Ciò, a livello temporale, si identifica nella medesima violazione accertata dalle forze dell’ordine nell’arco di due anni da parte dello stesso automobilista: in questo caso, qualora sia verificata l’identità dello stesso guidatore in entrambi i casi, gli uomini in divisa potranno disporre la sospensione della patente, oltrepassando, qualora le trasgressioni lo chiedano, il tetto dei 15 punti massimi di decurtazione.
Le trasgressioni più comuni che possono finire nel novero di quelle che, se ripetute, porterebbero a zero i punti dalla carta, sono indubbiamente la guida senza cinture, l’uso del telefonino senza auricolare, un passaggio con il rosso e via dicendo.

 

Fonte:  LeggiOggi.it

3 thoughts on “Patente: per i recidivi, i punti vanno a zero

  1. siamo all’esagerazione. E’ facile per sesempio superare sulle strade a scorrimento veloce per chi li usa tutti i giorni per lavoro superare anche di poco i limiti di velocità ed in questo caso due sole volte in due anni è facilissimo quando specialmente in discesa o in lunghi rettilinei spesso ci sono i 5o Km. e soprattutto quando specialmente i vigili si mimetizzano ed i cartelli riguardanti i controlli di velocità sono anchessi non ben visibili.
    ho 61 anni,40 anni che guido, lavoro ancora e sono l’unica in casa con la patente, ho avuto solo una multa perchè, per la fretta avevo di menticato di mettere la cintura con la conseguenza di multa pecuniaria e 5 punti in meno sulla patente(era mezzanotte passata e le strade deserte).
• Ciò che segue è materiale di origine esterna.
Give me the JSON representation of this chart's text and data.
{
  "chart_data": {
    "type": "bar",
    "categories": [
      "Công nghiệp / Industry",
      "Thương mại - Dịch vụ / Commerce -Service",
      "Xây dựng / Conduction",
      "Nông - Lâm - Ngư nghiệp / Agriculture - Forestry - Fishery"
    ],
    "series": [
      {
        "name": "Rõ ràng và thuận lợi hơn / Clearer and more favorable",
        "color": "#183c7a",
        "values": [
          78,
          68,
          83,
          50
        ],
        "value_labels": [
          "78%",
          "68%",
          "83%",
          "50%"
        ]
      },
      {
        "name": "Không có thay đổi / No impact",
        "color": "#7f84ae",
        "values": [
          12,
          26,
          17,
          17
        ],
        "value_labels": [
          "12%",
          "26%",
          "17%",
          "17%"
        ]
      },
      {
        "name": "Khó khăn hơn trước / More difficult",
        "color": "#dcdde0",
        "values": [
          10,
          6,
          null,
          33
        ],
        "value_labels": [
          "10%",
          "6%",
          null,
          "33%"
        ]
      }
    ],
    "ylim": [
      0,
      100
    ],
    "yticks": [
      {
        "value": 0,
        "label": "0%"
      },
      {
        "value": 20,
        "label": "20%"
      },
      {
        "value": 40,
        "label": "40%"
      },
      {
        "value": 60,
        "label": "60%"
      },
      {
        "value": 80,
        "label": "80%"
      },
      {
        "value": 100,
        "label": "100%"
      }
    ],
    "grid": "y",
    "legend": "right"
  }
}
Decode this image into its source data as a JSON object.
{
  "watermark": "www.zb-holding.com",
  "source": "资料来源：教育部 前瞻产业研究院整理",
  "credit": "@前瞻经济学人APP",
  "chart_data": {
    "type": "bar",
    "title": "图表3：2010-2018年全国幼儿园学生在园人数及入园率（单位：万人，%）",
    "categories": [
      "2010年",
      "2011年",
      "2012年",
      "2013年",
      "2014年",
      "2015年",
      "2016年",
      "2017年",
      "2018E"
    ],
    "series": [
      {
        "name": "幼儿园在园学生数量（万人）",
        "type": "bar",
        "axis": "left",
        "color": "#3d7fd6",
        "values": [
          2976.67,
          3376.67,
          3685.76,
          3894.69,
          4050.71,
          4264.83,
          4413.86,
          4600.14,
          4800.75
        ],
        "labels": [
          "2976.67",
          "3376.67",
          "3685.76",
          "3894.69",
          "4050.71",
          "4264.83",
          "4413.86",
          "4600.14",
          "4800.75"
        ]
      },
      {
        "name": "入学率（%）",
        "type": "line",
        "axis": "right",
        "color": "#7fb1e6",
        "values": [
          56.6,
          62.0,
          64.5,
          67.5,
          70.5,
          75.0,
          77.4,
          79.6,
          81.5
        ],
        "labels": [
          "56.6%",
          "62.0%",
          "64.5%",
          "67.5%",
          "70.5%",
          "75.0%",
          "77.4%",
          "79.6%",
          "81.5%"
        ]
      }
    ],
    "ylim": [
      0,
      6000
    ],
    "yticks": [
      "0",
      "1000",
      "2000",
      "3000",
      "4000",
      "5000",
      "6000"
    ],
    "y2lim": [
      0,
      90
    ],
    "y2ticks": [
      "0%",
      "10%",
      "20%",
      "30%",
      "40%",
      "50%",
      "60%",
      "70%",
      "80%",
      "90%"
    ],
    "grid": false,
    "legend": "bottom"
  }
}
Ora per l’omissione della cintura le sanzioni sono equivalenti a chi guida in stato d’ebrezza. Ora mi domando se mi dovessero sospendere la patente a discrezione delle forze dell’ordine sarei veramente nei guai. Si dovrebbe tenere conto anche del comportamento pregresso del guidatore ed anche del fatto che oggi prendere la patente è molto costoso ed anche molto difficile per le quantità di nozioni(spesso inutili) che devi imparare. Come al solito vengono penalizzati i meno abbienti e coloro che non sono più giovanissimi e difettano spesso di un forte memoria.

  2. Da persona che “mastica” la materia da anni, ritengo che questo articolo, così come esposto, sia quantomeno incomprensibile.
    Dapprima si sostiene che l’azzeramento di punti si concretizzerebbe con due (2) infrazioni che comportino la sospensione della patente commesse in un arco temporale pari od inferiore a due anni, poi si afferma che le infrazioni più comuni che porterebbero all’azzeramento del punteggio sono: cintura, telefonino ecc ecc.
    Messa così come scritto nell’articolo è davvero incomprensibile…
    Alla Sig.ra Rosa Maria Lusardi consiglio fraternamente di non allarmarsi e di leggere cosa prevede concretamente questa circolare ministeriale (io non l’ho letta), ed aggiungo che in ogni caso la circolare ministeriale non è assolutamente una fonte del diritto, e pertanto, può benissimo essere oltre che disapplicata dai giudici di merito e di legittimità, anche inosservata dalle Pubbliche Amministrazioni che si dovessero trovare in situazioni-tipo previste dalla circolare stessa.

    Emanuele

  3. Chi prendesse due multanova nei due anni per lievi scollamenti di velocita automob. Rischierebbe la patente?